Updated on 28 September 2012
Teijin plans to begin phase I trial in Japan next year
Singapore: Tokyo-based Teijin Pharma, the core company of the Teijin Group's healthcare business, and Pulmagen Therapeutics, a UK-based drug development company, have signed an exclusive licensing agreement granting Teijin Pharma the rights to develop, manufacture and market a bronchial asthma therapeutic discovered by Pulmagen Therapeutics in Japan.
Teijin Pharma, which hopes to strengthen its commitment to improving the quality of life for patients by adding the new drug, ADC3680, to its portfolio, aims to begin phase I clinical trials for it in Japan in the next fiscal year starting in April 2013. Pulmagen Therapeutics has already commenced phase II clinical trials for the drug in the UK and will soon embark on a global phase II efficacy study.
ADC3680 acts by a novel anti-inflammatory mechanism that inhibits the binding of a key inflammatory mediator, PGD2, to its receptor, CRTh2. When bound to CRTh2, PGD2 activates inflammatory cells in the airway and exacerbates pulmonary inflammation. By antagonizing binding, ADC3680 helps to reduce pulmonary inflammation and thus improve overall asthma control.

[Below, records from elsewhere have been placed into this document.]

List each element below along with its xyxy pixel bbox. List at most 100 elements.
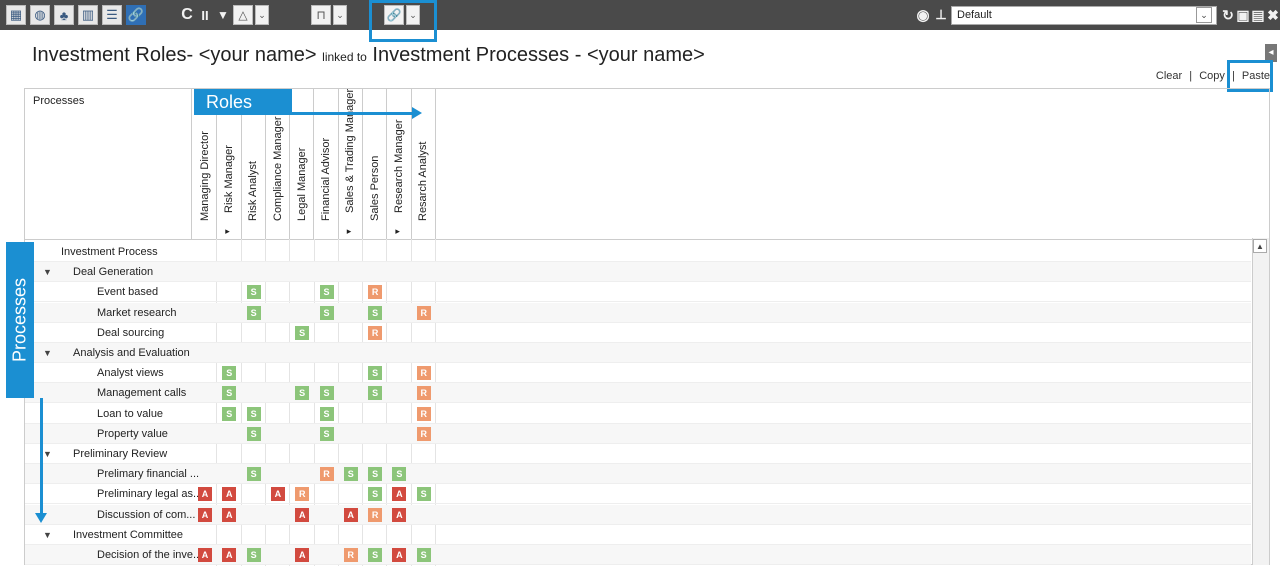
assignment-badge[interactable]: S <box>416 487 431 502</box>
assignment-badge[interactable]: A <box>343 507 358 522</box>
assignment-badge[interactable]: R <box>368 325 383 340</box>
expand-arrow-icon[interactable]: ▸ <box>347 226 352 237</box>
assignment-badge[interactable]: A <box>222 507 237 522</box>
collapse-toggle-icon[interactable]: ▼ <box>43 444 52 464</box>
assignment-badge[interactable]: S <box>222 406 237 421</box>
row-label[interactable]: Event based <box>97 282 158 302</box>
assignment-badge[interactable]: A <box>392 507 407 522</box>
row-label[interactable]: Discussion of com... <box>97 505 195 525</box>
assignment-badge[interactable]: S <box>368 467 383 482</box>
assignment-badge[interactable]: S <box>246 548 261 562</box>
row-label[interactable]: Loan to value <box>97 404 163 424</box>
assignment-badge[interactable]: S <box>295 386 310 401</box>
assignment-badge[interactable]: S <box>368 366 383 381</box>
table-row: Prelimary financial ... S R S S S <box>25 464 1251 485</box>
assignment-badge[interactable]: R <box>368 507 383 522</box>
assignment-badge[interactable]: A <box>295 507 310 522</box>
preset-select[interactable]: Default <box>951 6 1217 25</box>
vertical-scrollbar[interactable] <box>1252 238 1269 565</box>
scroll-up-icon[interactable]: ▲ <box>1253 239 1267 253</box>
clear-link[interactable]: Clear <box>1156 70 1182 82</box>
shape-dropdown[interactable]: △ <box>233 5 253 25</box>
row-label[interactable]: Preliminary legal as... <box>97 484 202 504</box>
close-icon[interactable]: ✖ <box>1264 5 1280 25</box>
pause-icon[interactable]: II <box>196 5 214 25</box>
assignment-badge[interactable]: R <box>295 487 310 502</box>
assignment-badge[interactable]: A <box>198 507 212 522</box>
row-label[interactable]: Market research <box>97 303 176 323</box>
assignment-badge[interactable]: S <box>222 386 237 401</box>
assignment-badge[interactable]: S <box>319 426 334 441</box>
chevron-down-icon[interactable]: ⌄ <box>333 5 347 25</box>
assignment-badge[interactable]: R <box>416 386 431 401</box>
row-label[interactable]: Prelimary financial ... <box>97 464 199 484</box>
assignment-badge[interactable]: S <box>246 285 261 300</box>
row-label[interactable]: Deal sourcing <box>97 323 164 343</box>
assignment-badge[interactable]: A <box>270 487 285 502</box>
assignment-badge[interactable]: R <box>416 366 431 381</box>
camera-icon[interactable]: ◉ <box>914 5 932 25</box>
role-label: Compliance Manager <box>271 116 284 221</box>
processes-callout: Processes <box>6 242 34 398</box>
assignment-badge[interactable]: A <box>222 487 237 502</box>
dashboard-icon[interactable]: ◍ <box>30 5 50 25</box>
row-label[interactable]: Investment Process <box>61 242 158 262</box>
assignment-badge[interactable]: S <box>319 305 334 320</box>
assignment-badge[interactable]: S <box>319 406 334 421</box>
pin-icon[interactable]: ⊥ <box>932 5 950 25</box>
assignment-badge[interactable]: S <box>246 467 261 482</box>
assignment-badge[interactable]: A <box>198 548 212 562</box>
assignment-badge[interactable]: S <box>246 426 261 441</box>
assignment-badge[interactable]: R <box>416 426 431 441</box>
assignment-badge[interactable]: A <box>222 548 237 562</box>
assignment-badge[interactable]: A <box>198 487 212 502</box>
assignment-badge[interactable]: S <box>392 467 407 482</box>
assignment-badge[interactable]: S <box>343 467 358 482</box>
assignment-badge[interactable]: R <box>343 548 358 562</box>
row-label[interactable]: Preliminary Review <box>73 444 167 464</box>
table-view-icon[interactable]: ▦ <box>6 5 26 25</box>
assignment-badge[interactable]: R <box>319 467 334 482</box>
row-label[interactable]: Investment Committee <box>73 525 183 545</box>
list-icon[interactable]: ☰ <box>102 5 122 25</box>
assignment-badge[interactable]: S <box>319 386 334 401</box>
assignment-badge[interactable]: S <box>246 305 261 320</box>
row-label[interactable]: Property value <box>97 424 168 444</box>
assignment-badge[interactable]: S <box>368 305 383 320</box>
row-label[interactable]: Analyst views <box>97 363 164 383</box>
link-icon[interactable]: 🔗 <box>126 5 146 25</box>
assignment-badge[interactable]: A <box>295 548 310 562</box>
assignment-badge[interactable]: S <box>368 386 383 401</box>
assignment-badge[interactable]: R <box>368 285 383 300</box>
table-row: Preliminary legal as... A A A R S A S <box>25 484 1251 505</box>
assignment-badge[interactable]: A <box>392 487 407 502</box>
assignment-badge[interactable]: S <box>295 325 310 340</box>
assignment-badge[interactable]: A <box>392 548 407 562</box>
bar-chart-icon[interactable]: ▥ <box>78 5 98 25</box>
hierarchy-icon[interactable]: ♣ <box>54 5 74 25</box>
assignment-badge[interactable]: S <box>319 285 334 300</box>
refresh-circle-icon[interactable]: C <box>178 5 196 25</box>
expand-arrow-icon[interactable]: ▸ <box>225 226 230 237</box>
assignment-badge[interactable]: R <box>416 406 431 421</box>
assignment-badge[interactable]: S <box>222 366 237 381</box>
copy-link[interactable]: Copy <box>1199 70 1225 82</box>
row-label[interactable]: Management calls <box>97 383 186 403</box>
assignment-badge[interactable]: S <box>246 406 261 421</box>
collapse-toggle-icon[interactable]: ▼ <box>43 262 52 282</box>
chevron-down-icon[interactable]: ⌄ <box>255 5 269 25</box>
bookmark-dropdown[interactable]: ⊓ <box>311 5 331 25</box>
assignment-badge[interactable]: S <box>368 487 383 502</box>
row-label[interactable]: Analysis and Evaluation <box>73 343 190 363</box>
filter-icon[interactable]: ▼ <box>214 5 232 25</box>
assignment-badge[interactable]: S <box>416 548 431 562</box>
collapse-toggle-icon[interactable]: ▼ <box>43 525 52 545</box>
chevron-down-icon[interactable]: ⌄ <box>1196 7 1212 23</box>
assignment-badge[interactable]: R <box>416 305 431 320</box>
row-label[interactable]: Decision of the inve... <box>97 545 202 565</box>
assignment-badge[interactable]: S <box>368 548 383 562</box>
header-divider <box>25 239 1269 240</box>
expand-arrow-icon[interactable]: ▸ <box>395 226 400 237</box>
row-label[interactable]: Deal Generation <box>73 262 153 282</box>
collapse-toggle-icon[interactable]: ▼ <box>43 343 52 363</box>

The drug candidate is an oral agent with the potential for easy use as a medication in a wide range of patients, both as a monotherapy and in combination with other established drugs, including inhaled corticosteroids. It is also expected to be used in an expanded range of indications for respiratory diseases besides bronchial asthma, including chronic obstructive pulmonary disease and allergic rhinitis as well as in certain non-respiratory inflammatory diseases.
Bronchial asthma is characterized by chronic airway inflammation. In conventional treatment, the first recommendation is the inhalation of steroids with powerful anti-inflammatory action, possibly in combination with other drugs depending on the effectiveness of the treatment. However, some patients do not experience adequate improvement, so agents offering novel mechanisms are being sought.
According to a report released in 2011 by Japan's Health Sciences Council Committee on Measures Against Rheumatism and Allergic Disease, the number of people in Japan suffering from bronchial asthma has nearly doubled to more than eight million adults and children over the past 10 years. Although mortality is declining, more than 2,000 people, mainly elderly, still die from this condition every year, according to vital statistics of Japan 2010 published by the Ministry of Health, Labor and Welfare.